Whether you need to file a federal tax return in 2022 depends on your income in 2021. Income requirements vary by age and registration status. If your gross income equals the amounts determined by the Internal Revenue Service (IRS) for your age and filing status, you must file a tax return.

  • Single: $12,550

  • Single and over 65 years of age: $14,250

  • Head of household: $18,800

  • Head of household and over 65 years of age: $20,500

  • Married filing jointly: 25,100 USD

  • Married filing jointly and one of the spouses is 65 years of age or older: $26,450

  • Married filing jointly and both spouses are 65 years of age or older: $27,800

  • Qualified Widow(er): $25,100

  • Qualified widow(er) over 65: $26,450

But just because you don't have to file a tax return doesn't mean you should ignore it. Even if your income is less than these amounts, you can get a refund. In most cases, taxpayers who do not have to file a return will receive a refund if they do.

In 2019, the IRS reported that approximately $1.4 billion in tax refunds were still pending for the 2015 tax year alone. These refunds belonged to people who had not yet filed returns for that fiscal year.

Who owns these unclaimed tax refunds?

There are many reasons why these tax refunds go unclaimed. However, there are a few patterns among those due to unclaimed returns. The most common non-IRS refunds include:

  • Individuals who do not file a final return on behalf of a deceased family member for reimbursement

  • Individuals who qualify for the earned income credit but do not file a return because their income is below the threshold

  • Low-income self-employed who pay their estimated taxes but do not file a tax return because their income is below the threshold

  • Students

  • Workers who work part-time or only part of the year but who have a withholding tax on income 

Claiming your Earned Income Tax Credit

A deduction is useful to reduce taxes owed. But a tax credit is even better. A tax credit is deducted directly from the tax balance you owe. It does so dollar-for-dollar, while a deduction simply reduces the total amount of taxable income.

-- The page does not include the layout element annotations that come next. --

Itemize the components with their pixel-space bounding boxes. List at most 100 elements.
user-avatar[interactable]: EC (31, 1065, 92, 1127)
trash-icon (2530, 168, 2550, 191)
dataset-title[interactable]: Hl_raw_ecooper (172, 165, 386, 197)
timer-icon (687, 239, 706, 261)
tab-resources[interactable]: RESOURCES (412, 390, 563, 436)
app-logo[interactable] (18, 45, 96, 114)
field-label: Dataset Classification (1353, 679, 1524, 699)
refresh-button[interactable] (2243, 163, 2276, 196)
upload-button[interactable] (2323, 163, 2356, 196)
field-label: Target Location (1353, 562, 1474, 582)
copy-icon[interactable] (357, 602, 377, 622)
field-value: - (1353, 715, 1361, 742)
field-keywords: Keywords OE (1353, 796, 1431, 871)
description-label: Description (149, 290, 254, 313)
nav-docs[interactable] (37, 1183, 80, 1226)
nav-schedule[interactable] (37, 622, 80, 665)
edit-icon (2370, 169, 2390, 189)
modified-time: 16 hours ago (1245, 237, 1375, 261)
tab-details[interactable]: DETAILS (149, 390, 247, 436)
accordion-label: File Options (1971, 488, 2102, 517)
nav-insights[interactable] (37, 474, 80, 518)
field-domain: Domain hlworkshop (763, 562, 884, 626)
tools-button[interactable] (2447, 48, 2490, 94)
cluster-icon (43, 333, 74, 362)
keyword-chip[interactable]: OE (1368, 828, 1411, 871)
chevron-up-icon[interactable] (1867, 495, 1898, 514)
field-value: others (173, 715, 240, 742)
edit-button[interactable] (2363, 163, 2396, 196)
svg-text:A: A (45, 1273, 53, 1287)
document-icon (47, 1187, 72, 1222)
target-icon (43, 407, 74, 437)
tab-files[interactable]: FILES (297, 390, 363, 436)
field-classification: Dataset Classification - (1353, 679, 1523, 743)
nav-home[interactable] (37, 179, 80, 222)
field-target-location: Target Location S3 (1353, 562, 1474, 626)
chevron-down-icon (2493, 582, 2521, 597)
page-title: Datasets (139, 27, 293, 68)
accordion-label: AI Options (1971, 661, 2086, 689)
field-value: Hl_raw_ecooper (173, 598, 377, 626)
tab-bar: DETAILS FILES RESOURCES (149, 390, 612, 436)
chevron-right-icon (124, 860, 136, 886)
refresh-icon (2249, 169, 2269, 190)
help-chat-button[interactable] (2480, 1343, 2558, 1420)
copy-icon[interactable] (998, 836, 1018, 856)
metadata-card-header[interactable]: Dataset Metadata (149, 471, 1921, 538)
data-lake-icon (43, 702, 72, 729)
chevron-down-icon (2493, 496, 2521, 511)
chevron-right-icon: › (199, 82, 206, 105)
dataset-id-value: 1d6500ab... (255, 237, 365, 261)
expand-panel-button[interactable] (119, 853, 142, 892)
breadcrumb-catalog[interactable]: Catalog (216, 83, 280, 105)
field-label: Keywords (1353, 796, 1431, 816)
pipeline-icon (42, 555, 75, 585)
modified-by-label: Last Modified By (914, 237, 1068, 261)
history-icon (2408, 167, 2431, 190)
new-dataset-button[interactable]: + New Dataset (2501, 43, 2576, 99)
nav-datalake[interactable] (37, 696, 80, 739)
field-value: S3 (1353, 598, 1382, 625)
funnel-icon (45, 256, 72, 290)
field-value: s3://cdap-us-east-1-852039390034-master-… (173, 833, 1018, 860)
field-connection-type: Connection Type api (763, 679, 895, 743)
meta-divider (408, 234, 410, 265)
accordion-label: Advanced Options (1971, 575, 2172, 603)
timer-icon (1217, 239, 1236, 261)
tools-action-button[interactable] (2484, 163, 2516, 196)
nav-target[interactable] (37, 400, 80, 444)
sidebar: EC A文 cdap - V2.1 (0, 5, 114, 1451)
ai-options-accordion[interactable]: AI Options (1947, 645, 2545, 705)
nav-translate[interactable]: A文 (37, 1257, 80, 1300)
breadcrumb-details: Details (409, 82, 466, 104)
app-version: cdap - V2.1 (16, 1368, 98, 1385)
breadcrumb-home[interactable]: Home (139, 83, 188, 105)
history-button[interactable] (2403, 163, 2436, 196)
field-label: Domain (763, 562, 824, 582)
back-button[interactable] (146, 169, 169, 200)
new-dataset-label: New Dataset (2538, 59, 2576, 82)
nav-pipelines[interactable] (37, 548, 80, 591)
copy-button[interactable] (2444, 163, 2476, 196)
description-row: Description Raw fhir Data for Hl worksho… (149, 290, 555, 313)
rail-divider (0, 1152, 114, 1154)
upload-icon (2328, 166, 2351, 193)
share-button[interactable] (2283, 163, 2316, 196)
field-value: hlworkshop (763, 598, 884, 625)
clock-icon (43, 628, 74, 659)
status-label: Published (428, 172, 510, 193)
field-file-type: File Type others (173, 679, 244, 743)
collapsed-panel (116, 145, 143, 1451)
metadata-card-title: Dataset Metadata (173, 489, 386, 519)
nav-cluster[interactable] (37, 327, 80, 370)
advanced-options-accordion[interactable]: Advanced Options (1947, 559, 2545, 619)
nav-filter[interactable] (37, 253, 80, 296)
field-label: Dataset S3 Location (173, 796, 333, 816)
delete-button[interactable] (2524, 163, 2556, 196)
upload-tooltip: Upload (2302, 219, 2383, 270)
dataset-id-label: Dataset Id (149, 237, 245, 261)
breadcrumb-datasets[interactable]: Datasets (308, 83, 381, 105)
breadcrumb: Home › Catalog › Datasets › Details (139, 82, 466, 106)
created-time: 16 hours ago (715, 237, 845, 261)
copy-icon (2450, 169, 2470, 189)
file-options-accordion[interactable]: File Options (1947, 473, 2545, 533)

If you live in a low-income household, the Earned Income Credit can help you pay back some of the taxes you've already paid or even if you don't owe any taxes. Whether or not you qualify for this credit depends on your filing status, family income, and several dependent children.

The maximum tax credit for filing in 2021 is $6,728. This amount is refundable, which means the IRS will send the money if you have no taxes or owe less than this limit.

If you are eligible, you risk shortchanging your refund if you do not file a return to claim it.

Suppose you are claiming the Earned Income Tax Credit and your filing status is married filing separately. In that case, you must be eligible under the ARPA (American Rescue Plan Act) Special Rule of 2021.

How to claim your unclaimed Tax Refund

You may want to know if the IRS owes you money if you belong to one of the taxpayer groups above. First, check your records to make sure you've filed a tax return for each of the last three years you've earned.

Review your statements for the last three years to ensure they are accurate. Take the time to determine if you qualified for the EIC but didn't claim it.

If you haven't filed a return in the past three years, you can still request a refund. The law gives you three years after the filing deadline (usually April 15) to file your tax return and claim a refund. If you do not file within this time, you will lose the opportunity to claim your money. 

Applying for a refund can be as simple as filing a return for the past three years if you missed a refund or qualified for the earned income credit but didn't claim.

Expense reimbursement checks are sent to the last known address unless you request direct deposit to your bank account. These can be returned to the IRS if you move and do not provide the new address to the IRS or the US Postal Service.


  • Even if your income is low enough that you do not have to file a tax return, the IRS may owe you a tax refund.

  • Low-income taxpayers who qualify for the income tax credit usually receive a refund.

  • You have three years from the tax filing deadline to file a tax return for that year and claim a refund.